Дочка Зорькина подрастала, и назревала трагедия. Двух коров в хозяйстве, таком, как у нас, не держат. Вот и наступил момент, когда отец заговорил с матерью на эту тему. Сделал он это подальше от наших ушей, когда мать в сарае Зорьку щеткой скребла. По-хозяйски оценив ситуацию, отец выбор свой остановил на Манюне, а Зорьку ожидала бойня. Об этом он завел разговор с матерью в присутствии коровы. Зорька прядала ушами, дрожала под щеткой мелкой дрожью, потом вдруг сделала несколько шагов вперед, развернулась мордой к отцу и стала смотреть ему в глаза.

«Ну все, решено!» — твердо сказал отец. И тут Зорька неожиданно сделала шаг к нему и… неуклюже, всей тяжестью рухнула перед ним на колени. Она не отрывала глаз от отца, и из них катились слезы. Мать схватилась за сердце, упала на шею корове и заголосила: «Не дам!» Отец пытался что-то сказать, но и у него перехватило горло.

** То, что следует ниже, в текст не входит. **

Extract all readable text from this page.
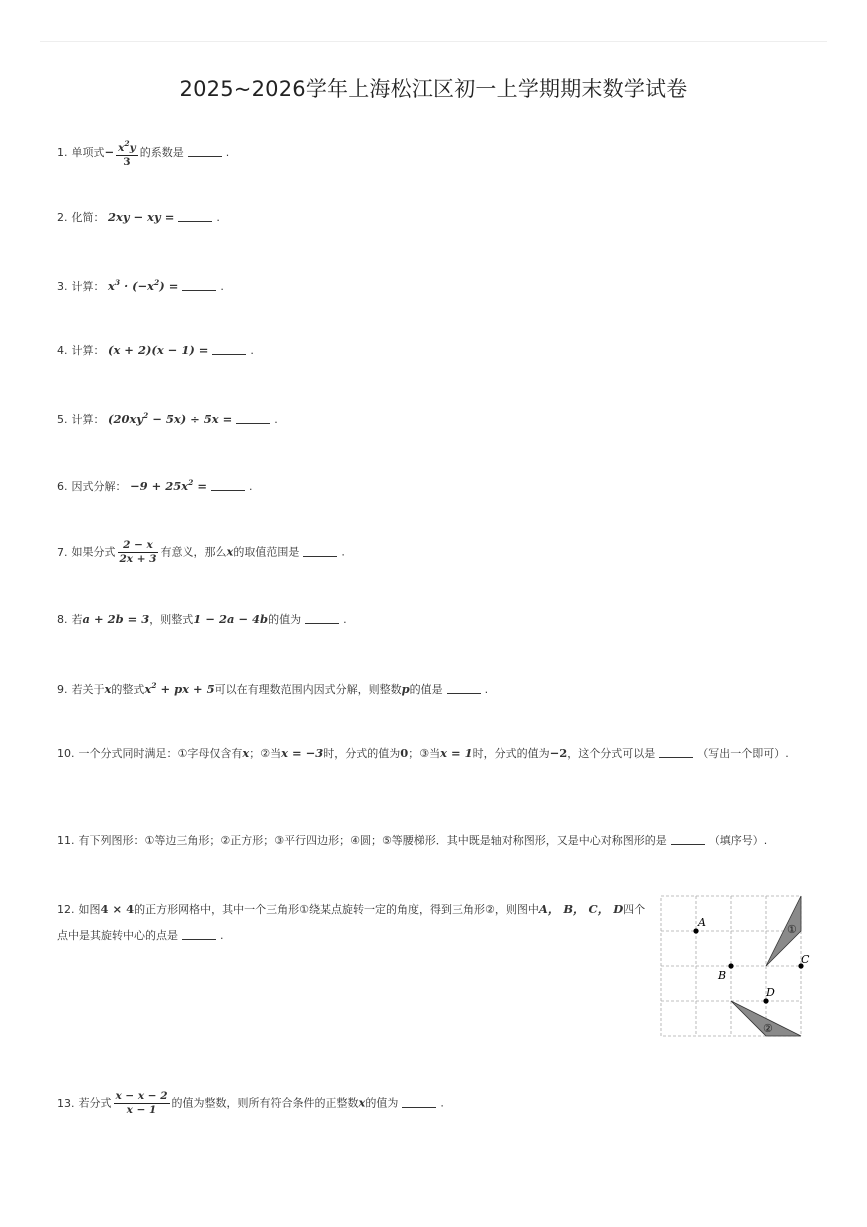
2025~2026学年上海松江区初一上学期期末数学试卷
1. 单项式− $\frac{x^2y}{3}$ 的系数是	.
2. 化简： 2xy − xy =	.
3. 计算： $x^3 \cdot (-x^2)$ =	.
4. 计算： (x + 2)(x − 1) =	.
5. 计算： $(20xy^2 - 5x) \div 5x$ =	.
6. 因式分解： $-9 + 25x^2$ =	.
7. 如果分式 $\frac{2 - x}{2x + 3}$ 有意义，那么x的取值范围是	.
8. 若a + 2b = 3，则整式1 − 2a − 4b的值为	.
9. 若关于x的整式$x^2$ + px + 5可以在有理数范围内因式分解，则整数p的值是	.
10. 一个分式同时满足：①字母仅含有x；②当x = −3时，分式的值为0；③当x = 1时，分式的值为−2，这个分式可以是	（写出一个即可）.
11. 有下列图形：①等边三角形；②正方形；③平行四边形；④圆；⑤等腰梯形．其中既是轴对称图形，又是中心对称图形的是	（填序号）.
12. 如图4 × 4的正方形网格中，其中一个三角形①绕某点旋转一定的角度，得到三角形②，则图中A， B， C， D四个点中是其旋转中心的点是	.	①
②
A
B
C
D
13. 若分式 $\frac{x - x - 2}{x - 1}$ 的值为整数，则所有符合条件的正整数x的值为	.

Оттащив мать от коровы, он повел ее в дом, где я и увидела необычную для нашей семьи сцену…

Работы нам прибавилось. На двух коров кормов запасти — адский труд. Но мы старались. А Зорька за нас старалась. Сначала она своенравную Манюню пасла. Мы только ворота открывали и закрывали. Бывало, наблюдая за ними, смеялись до колик в животе: Манюня все норовит сбежать, а Зорька ее и головой боднет, и за зад куснет, и боком толкнет, а во двор загонит. Раньше мы часами ее разыскивали и во двор гнали, а как ее маманя в пастухи пошла, у нас и заботы не стало.

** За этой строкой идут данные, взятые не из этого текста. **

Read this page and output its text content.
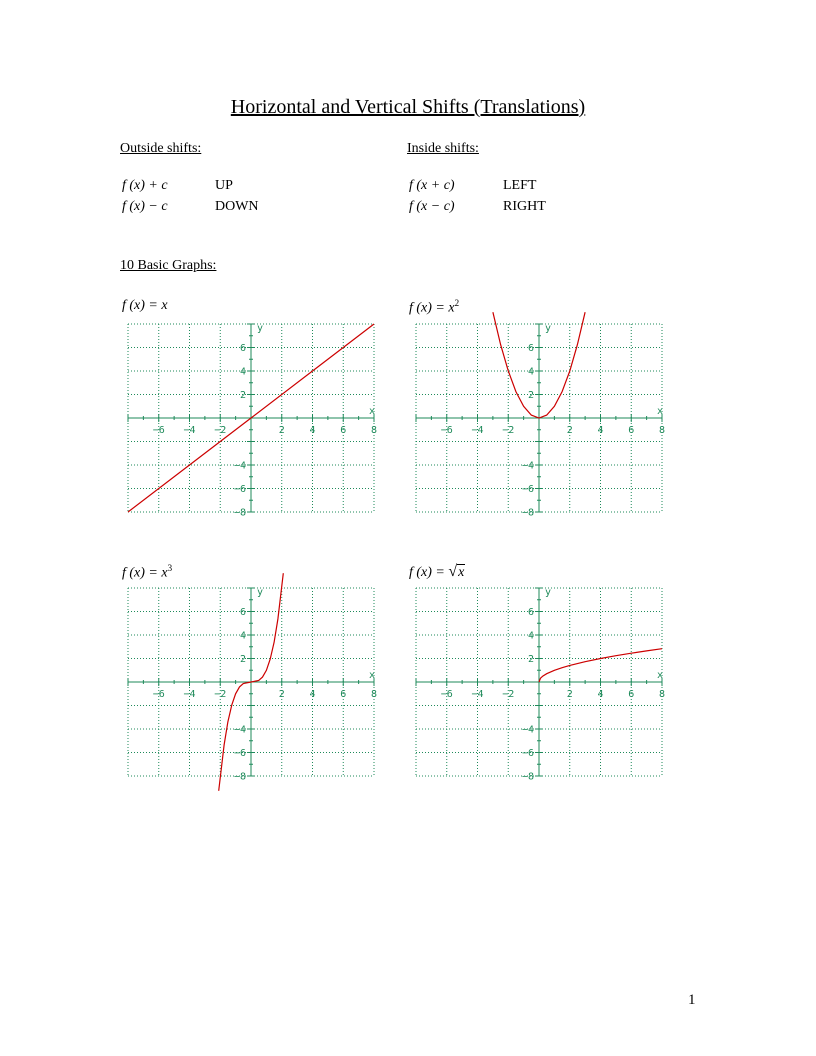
Horizontal and Vertical Shifts (Translations)
Outside shifts:
f (x) + c	UP
f (x) − c	DOWN
Inside shifts:
f (x + c)	LEFT
f (x − c)	RIGHT
10 Basic Graphs:
f (x) = x	f $(x) = x^2$
f $(x) = x^3$	f (x) = √x
−6 −4 −2	2 4 6 8
6
4
2
−4
−6
−8
x
y
−6 −4 −2	2 4 6 8
6
4
2
−4
−6
−8
x
y
−6 −4 −2	2 4 6 8
6
4
2
−4
−6
−8
x
y
−6 −4 −2	2 4 6 8
6
4
2
−4
−6
−8
x
y
1
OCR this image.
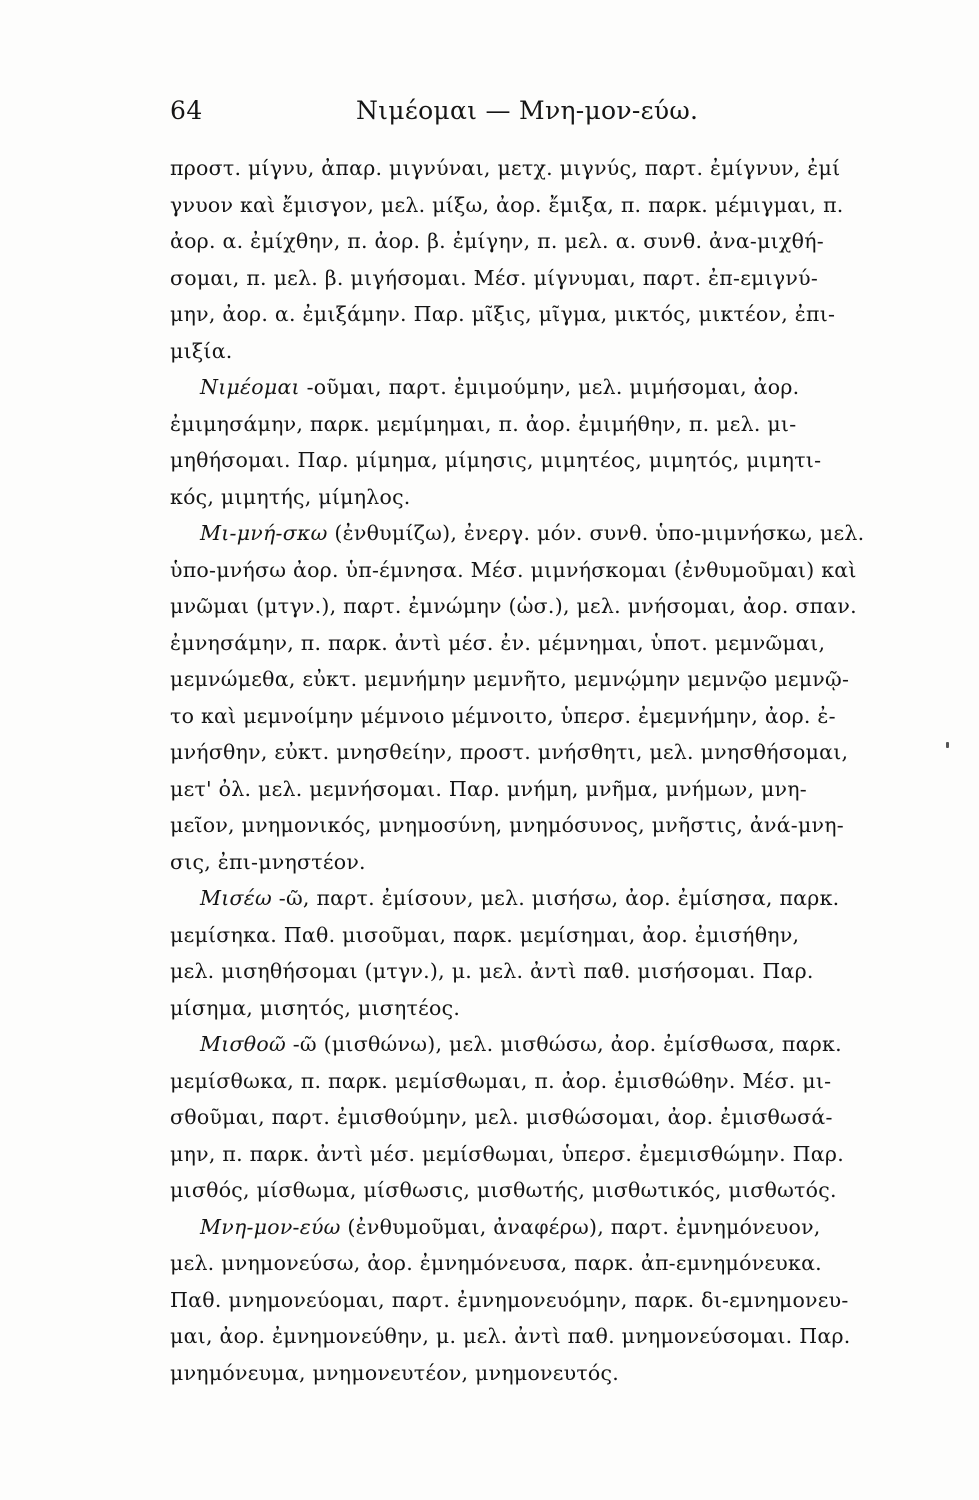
64	Νιμέομαι — Μνη-μον-εύω.
προστ. μίγνυ, ἀπαρ. μιγνύναι, μετχ. μιγνύς, παρτ. ἐμίγνυν, ἐμί
γνυον καὶ ἔμισγον, μελ. μίξω, ἀορ. ἔμιξα, π. παρκ. μέμιγμαι, π.
ἀορ. α. ἐμίχθην, π. ἀορ. β. ἐμίγην, π. μελ. α. συνθ. ἀνα-μιχθή-
σομαι, π. μελ. β. μιγήσομαι. Μέσ. μίγνυμαι, παρτ. ἐπ-εμιγνύ-
μην, ἀορ. α. ἐμιξάμην. Παρ. μῖξις, μῖγμα, μικτός, μικτέον, ἐπι-
μιξία.
Νιμέομαι -οῦμαι, παρτ. ἐμιμούμην, μελ. μιμήσομαι, ἀορ.
ἐμιμησάμην, παρκ. μεμίμημαι, π. ἀορ. ἐμιμήθην, π. μελ. μι-
μηθήσομαι. Παρ. μίμημα, μίμησις, μιμητέος, μιμητός, μιμητι-
κός, μιμητής, μίμηλος.
Μι-μνή-σκω (ἐνθυμίζω), ἐνεργ. μόν. συνθ. ὑπο-μιμνήσκω, μελ.
ὑπο-μνήσω ἀορ. ὑπ-έμνησα. Μέσ. μιμνήσκομαι (ἐνθυμοῦμαι) καὶ
μνῶμαι (μτγν.), παρτ. ἐμνώμην (ὡσ.), μελ. μνήσομαι, ἀορ. σπαν.
ἐμνησάμην, π. παρκ. ἀντὶ μέσ. ἐν. μέμνημαι, ὑποτ. μεμνῶμαι,
μεμνώμεθα, εὐκτ. μεμνήμην μεμνῆτο, μεμνῴμην μεμνῷο μεμνῷ-
το καὶ μεμνοίμην μέμνοιο μέμνοιτο, ὑπερσ. ἐμεμνήμην, ἀορ. ἐ-
μνήσθην, εὐκτ. μνησθείην, προστ. μνήσθητι, μελ. μνησθήσομαι,
μετ' ὀλ. μελ. μεμνήσομαι. Παρ. μνήμη, μνῆμα, μνήμων, μνη-
μεῖον, μνημονικός, μνημοσύνη, μνημόσυνος, μνῆστις, ἀνά-μνη-
σις, ἐπι-μνηστέον.
Μισέω -ῶ, παρτ. ἐμίσουν, μελ. μισήσω, ἀορ. ἐμίσησα, παρκ.
μεμίσηκα. Παθ. μισοῦμαι, παρκ. μεμίσημαι, ἀορ. ἐμισήθην,
μελ. μισηθήσομαι (μτγν.), μ. μελ. ἀντὶ παθ. μισήσομαι. Παρ.
μίσημα, μισητός, μισητέος.
Μισθοῶ -ῶ (μισθώνω), μελ. μισθώσω, ἀορ. ἐμίσθωσα, παρκ.
μεμίσθωκα, π. παρκ. μεμίσθωμαι, π. ἀορ. ἐμισθώθην. Μέσ. μι-
σθοῦμαι, παρτ. ἐμισθούμην, μελ. μισθώσομαι, ἀορ. ἐμισθωσά-
μην, π. παρκ. ἀντὶ μέσ. μεμίσθωμαι, ὑπερσ. ἐμεμισθώμην. Παρ.
μισθός, μίσθωμα, μίσθωσις, μισθωτής, μισθωτικός, μισθωτός.
Μνη-μον-εύω (ἐνθυμοῦμαι, ἀναφέρω), παρτ. ἐμνημόνευον,
μελ. μνημονεύσω, ἀορ. ἐμνημόνευσα, παρκ. ἀπ-εμνημόνευκα.
Παθ. μνημονεύομαι, παρτ. ἐμνημονευόμην, παρκ. δι-εμνημονευ-
μαι, ἀορ. ἐμνημονεύθην, μ. μελ. ἀντὶ παθ. μνημονεύσομαι. Παρ.
μνημόνευμα, μνημονευτέον, μνημονευτός.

А Зорьке и того мало. Взялась она и чужих коров пасти, все ей кажется, что хлеб свой мало отрабатывает. С пастбища приводит и по дворам разгоняет. Слушаются они ее. И другие хозяева довольны. Всем она работы поубавила. В благодарность корму Зорьке на зиму подбрасывают, делятся. И нам Зорька не в тягость уже.

Вот такая умная корова. И попросить, чтобы жизнь ей сохранили, сумела, и сама себе на пропитание зарабатывает.

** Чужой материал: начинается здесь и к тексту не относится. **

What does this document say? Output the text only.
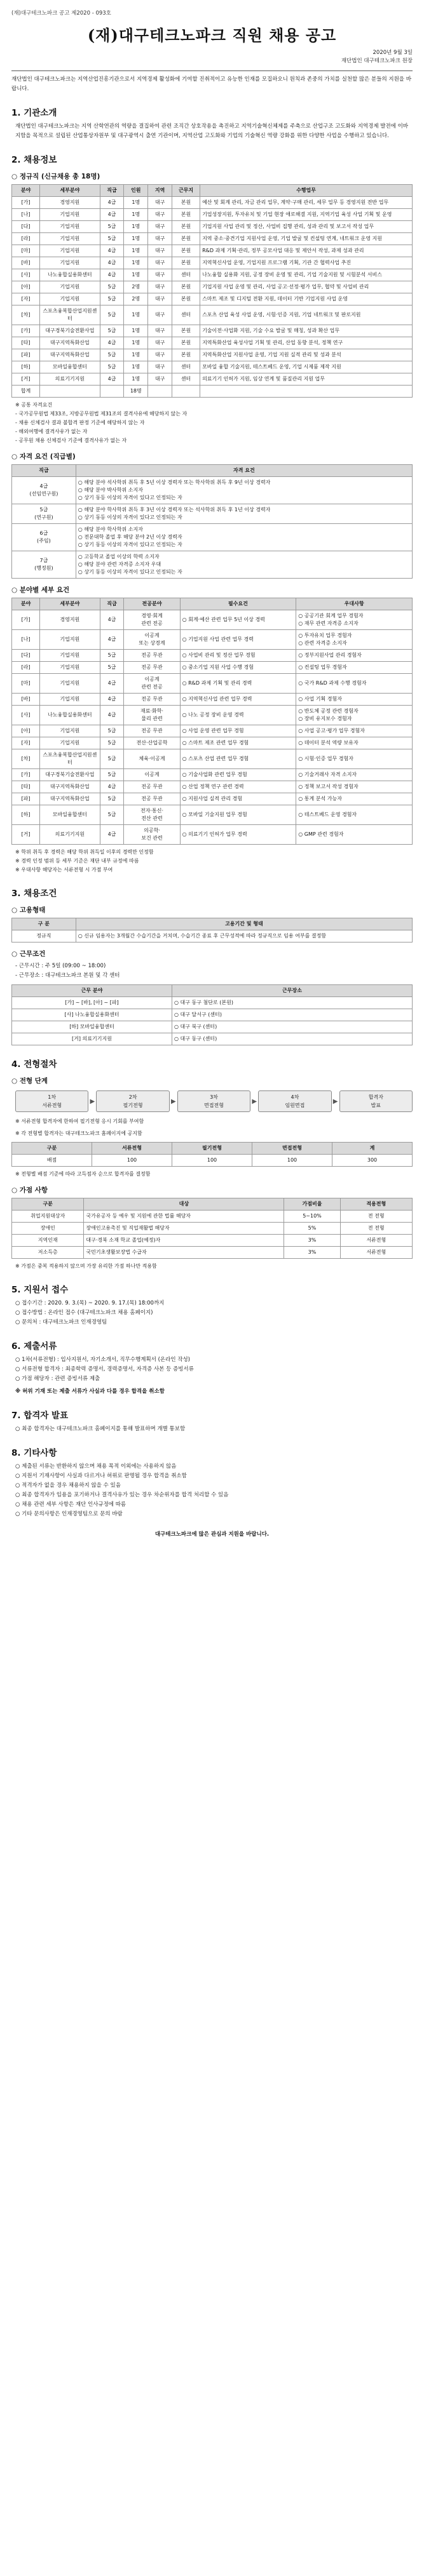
(재)대구테크노파크 공고 제2020 - 093호
(재)대구테크노파크 직원 채용 공고
2020년 9월 3일
재단법인 대구테크노파크 원장
재단법인 대구테크노파크는 지역산업진흥기관으로서 지역경제 활성화에 기여할 진취적이고 유능한 인재를 모집하오니 원칙과 존중의 가치를 실천할 많은 분들의 지원을 바랍니다.
1. 기관소개
재단법인 대구테크노파크는 지역 산학연관의 역량을 결집하여 관련 조직간 상호작용을 촉진하고 지역기술혁신체제를 주축으로 산업구조 고도화와 지역경제 발전에 이바지함을 목적으로 설립된 산업통상자원부 및 대구광역시 출연 기관이며, 지역산업 고도화와 기업의 기술혁신 역량 강화를 위한 다양한 사업을 수행하고 있습니다.
2. 채용정보
○ 정규직 (신규채용 총 18명)
분야	세부분야	직급	인원	지역	근무지	수행업무
[가]	경영지원	4급	1명	대구	본원	예산 및 회계 관리, 자금 관리 업무, 계약·구매 관리, 세무 업무 등 경영지원 전반 업무
[나]	기업지원	4급	1명	대구	본원	기업성장지원, 투자유치 및 기업 현장 애로해결 지원, 지역기업 육성 사업 기획 및 운영
[다]	기업지원	5급	1명	대구	본원	기업지원 사업 관리 및 정산, 사업비 집행 관리, 성과 관리 및 보고서 작성 업무
[라]	기업지원	5급	1명	대구	본원	지역 중소·중견기업 지원사업 운영, 기업 발굴 및 컨설팅 연계, 네트워크 운영 지원
[마]	기업지원	4급	1명	대구	본원	R&D 과제 기획·관리, 정부 공모사업 대응 및 제안서 작성, 과제 성과 관리
[바]	기업지원	4급	1명	대구	본원	지역혁신사업 운영, 기업지원 프로그램 기획, 기관 간 협력사업 추진
[사]	나노융합실용화센터	4급	1명	대구	센터	나노융합 실용화 지원, 공정 장비 운영 및 관리, 기업 기술지원 및 시험분석 서비스
[아]	기업지원	5급	2명	대구	본원	기업지원 사업 운영 및 관리, 사업 공고·선정·평가 업무, 협약 및 사업비 관리
[자]	기업지원	5급	2명	대구	본원	스마트 제조 및 디지털 전환 지원, 데이터 기반 기업지원 사업 운영
[차]	스포츠융복합산업지원센터	5급	1명	대구	센터	스포츠 산업 육성 사업 운영, 시험·인증 지원, 기업 네트워크 및 판로지원
[카]	대구경북기술전환사업	5급	1명	대구	본원	기술이전·사업화 지원, 기술 수요 발굴 및 매칭, 성과 확산 업무
[타]	대구지역특화산업	4급	1명	대구	본원	지역특화산업 육성사업 기획 및 관리, 산업 동향 분석, 정책 연구
[파]	대구지역특화산업	5급	1명	대구	본원	지역특화산업 지원사업 운영, 기업 지원 실적 관리 및 성과 분석
[하]	모바일융합센터	5급	1명	대구	센터	모바일 융합 기술지원, 테스트베드 운영, 기업 시제품 제작 지원
[거]	의료기기지원	4급	1명	대구	센터	의료기기 인허가 지원, 임상 연계 및 품질관리 지원 업무
합계			18명			
※ 공통 자격요건
- 국가공무원법 제33조, 지방공무원법 제31조의 결격사유에 해당하지 않는 자
- 채용 신체검사 결과 불합격 판정 기준에 해당하지 않는 자
- 해외여행에 결격사유가 없는 자
- 공무원 채용 신체검사 기준에 결격사유가 없는 자
○ 자격 요건 (직급별)
직급	자격 요건
4급
(선임연구원)	○ 해당 분야 석사학위 취득 후 5년 이상 경력자 또는 학사학위 취득 후 9년 이상 경력자
○ 해당 분야 박사학위 소지자
○ 상기 동등 이상의 자격이 있다고 인정되는 자
5급
(연구원)	○ 해당 분야 학사학위 취득 후 3년 이상 경력자 또는 석사학위 취득 후 1년 이상 경력자
○ 상기 동등 이상의 자격이 있다고 인정되는 자
6급
(주임)	○ 해당 분야 학사학위 소지자
○ 전문대학 졸업 후 해당 분야 2년 이상 경력자
○ 상기 동등 이상의 자격이 있다고 인정되는 자
7급
(행정원)	○ 고등학교 졸업 이상의 학력 소지자
○ 해당 분야 관련 자격증 소지자 우대
○ 상기 동등 이상의 자격이 있다고 인정되는 자
○ 분야별 세부 요건
분야	세부분야	직급	전공분야	필수요건	우대사항
[가]	경영지원	4급	경영·회계
관련 전공	○ 회계·예산 관련 업무 5년 이상 경력	○ 공공기관 회계 업무 경험자
○ 재무 관련 자격증 소지자
[나]	기업지원	4급	이공계
또는 상경계	○ 기업지원 사업 관련 업무 경력	○ 투자유치 업무 경험자
○ 관련 자격증 소지자
[다]	기업지원	5급	전공 무관	○ 사업비 관리 및 정산 업무 경험	○ 정부지원사업 관리 경험자
[라]	기업지원	5급	전공 무관	○ 중소기업 지원 사업 수행 경험	○ 컨설팅 업무 경험자
[마]	기업지원	4급	이공계
관련 전공	○ R&D 과제 기획 및 관리 경력	○ 국가 R&D 과제 수행 경험자
[바]	기업지원	4급	전공 무관	○ 지역혁신사업 관련 업무 경력	○ 사업 기획 경험자
[사]	나노융합실용화센터	4급	재료·화학·
물리 관련	○ 나노 공정 장비 운영 경력	○ 반도체 공정 관련 경험자
○ 장비 유지보수 경험자
[아]	기업지원	5급	전공 무관	○ 사업 운영 관련 업무 경험	○ 사업 공고·평가 업무 경험자
[자]	기업지원	5급	전산·산업공학	○ 스마트 제조 관련 업무 경험	○ 데이터 분석 역량 보유자
[차]	스포츠융복합산업지원센터	5급	체육·이공계	○ 스포츠 산업 관련 업무 경험	○ 시험·인증 업무 경험자
[카]	대구경북기술전환사업	5급	이공계	○ 기술사업화 관련 업무 경험	○ 기술거래사 자격 소지자
[타]	대구지역특화산업	4급	전공 무관	○ 산업 정책 연구 관련 경력	○ 정책 보고서 작성 경험자
[파]	대구지역특화산업	5급	전공 무관	○ 지원사업 실적 관리 경험	○ 통계 분석 가능자
[하]	모바일융합센터	5급	전자·통신·
전산 관련	○ 모바일 기술지원 업무 경험	○ 테스트베드 운영 경험자
[거]	의료기기지원	4급	의공학·
보건 관련	○ 의료기기 인허가 업무 경력	○ GMP 관련 경험자
※ 학위 취득 후 경력은 해당 학위 취득일 이후의 경력만 인정함
※ 경력 인정 범위 등 세부 기준은 재단 내부 규정에 따름
※ 우대사항 해당자는 서류전형 시 가점 부여
3. 채용조건
○ 고용형태
구 분	고용기간 및 형태
정규직	○ 신규 임용자는 3개월간 수습기간을 거치며, 수습기간 종료 후 근무성적에 따라 정규직으로 임용 여부를 결정함
○ 근무조건
- 근무시간 : 주 5일 (09:00 ~ 18:00)
- 근무장소 : 대구테크노파크 본원 및 각 센터
근무 분야	근무장소
[가] ~ [바], [아] ~ [파]	○ 대구 동구 첨단로 (본원)
[사] 나노융합실용화센터	○ 대구 달서구 (센터)
[하] 모바일융합센터	○ 대구 북구 (센터)
[거] 의료기기지원	○ 대구 동구 (센터)
4. 전형절차
○ 전형 단계
1차
서류전형
▶
2차
필기전형
▶
3차
면접전형
▶
4차
임원면접
▶
합격자
발표
※ 서류전형 합격자에 한하여 필기전형 응시 기회를 부여함
※ 각 전형별 합격자는 대구테크노파크 홈페이지에 공지함
구분	서류전형	필기전형	면접전형	계
배점	100	100	100	300
※ 전형별 배점 기준에 따라 고득점자 순으로 합격자를 결정함
○ 가점 사항
구분	대상	가점비율	적용전형
취업지원대상자	국가유공자 등 예우 및 지원에 관한 법률 해당자	5~10%	전 전형
장애인	장애인고용촉진 및 직업재활법 해당자	5%	전 전형
지역인재	대구·경북 소재 학교 졸업(예정)자	3%	서류전형
저소득층	국민기초생활보장법 수급자	3%	서류전형
※ 가점은 중복 적용하지 않으며 가장 유리한 가점 하나만 적용함
5. 지원서 접수
○ 접수기간 : 2020. 9. 3.(목) ~ 2020. 9. 17.(목) 18:00까지
○ 접수방법 : 온라인 접수 (대구테크노파크 채용 홈페이지)
○ 문의처 : 대구테크노파크 인재경영팀
6. 제출서류
○ 1차(서류전형) : 입사지원서, 자기소개서, 직무수행계획서 (온라인 작성)
○ 서류전형 합격자 : 최종학력 증명서, 경력증명서, 자격증 사본 등 증빙서류
○ 가점 해당자 : 관련 증빙서류 제출
※ 허위 기재 또는 제출 서류가 사실과 다를 경우 합격을 취소함
7. 합격자 발표
○ 최종 합격자는 대구테크노파크 홈페이지를 통해 발표하며 개별 통보함
8. 기타사항
○ 제출된 서류는 반환하지 않으며 채용 목적 이외에는 사용하지 않음
○ 지원서 기재사항이 사실과 다르거나 허위로 판명될 경우 합격을 취소함
○ 적격자가 없을 경우 채용하지 않을 수 있음
○ 최종 합격자가 임용을 포기하거나 결격사유가 있는 경우 차순위자를 합격 처리할 수 있음
○ 채용 관련 세부 사항은 재단 인사규정에 따름
○ 기타 문의사항은 인재경영팀으로 문의 바람
대구테크노파크에 많은 관심과 지원을 바랍니다.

Записано со слов Широковой В. Г., пос. Новый Ставропольского края

Эдисоны и кулибины

Человек гордится своей способностью изобретать что-то новое. Но только ли людям присуща такая особенность мышления, удивительное умение решать проблемы путем создания чего-то нового, не известного прежде? А может быть, наши меньшие братья тоже в какой-то мере обладают даром, который когда-то прославил Эдисона, Кулибина и других людей?

Изучая жизнь муравьев или термитов, невольно приходишь к мысли, что эти крохотные существа создали цивилизацию, почти не уступающую по уровню своей сложности нашей, человеческой. Их искусственные города — муравейники и термитники — представляют собой уникальные инженерные сооружения. Муравьиные «небоскребы» чрезвычайно прочны, система ходов удобна и оптимальна для передвижения. В них действует система вентиляции, а в холодные дни «включается» хитроумная система обогрева.

Тщательно выстроена и структура муравьиного государства со своей полицией, отрядами рабочих, инженеров-строителей, царями и придворными.

О том, что у муравьев налажено «сельское хозяйство» и «животноводство», известный немецкий натуралист Карл Линней писал еще в 1861 году. Эти трудолюбивые насекомые занимаются разведением тлей, выделяющих из брюшка сладкую жидкость. Муравьи строят для своих «сахарных коровок» теплые «загоны», где те пребывают в непогоду. Их выгоняют на «пастбище» с восходом солнца и регулярно «доят». Кроме того, на специально оборудованных плантациях муравьи выращивают съедобные грибки Все это действительно напоминает наше сельское хозяйство и животноводство. А ведь возникновение и развитие именно этих областей, как считают ученые, было когда-то революционным для человеческой цивилизации!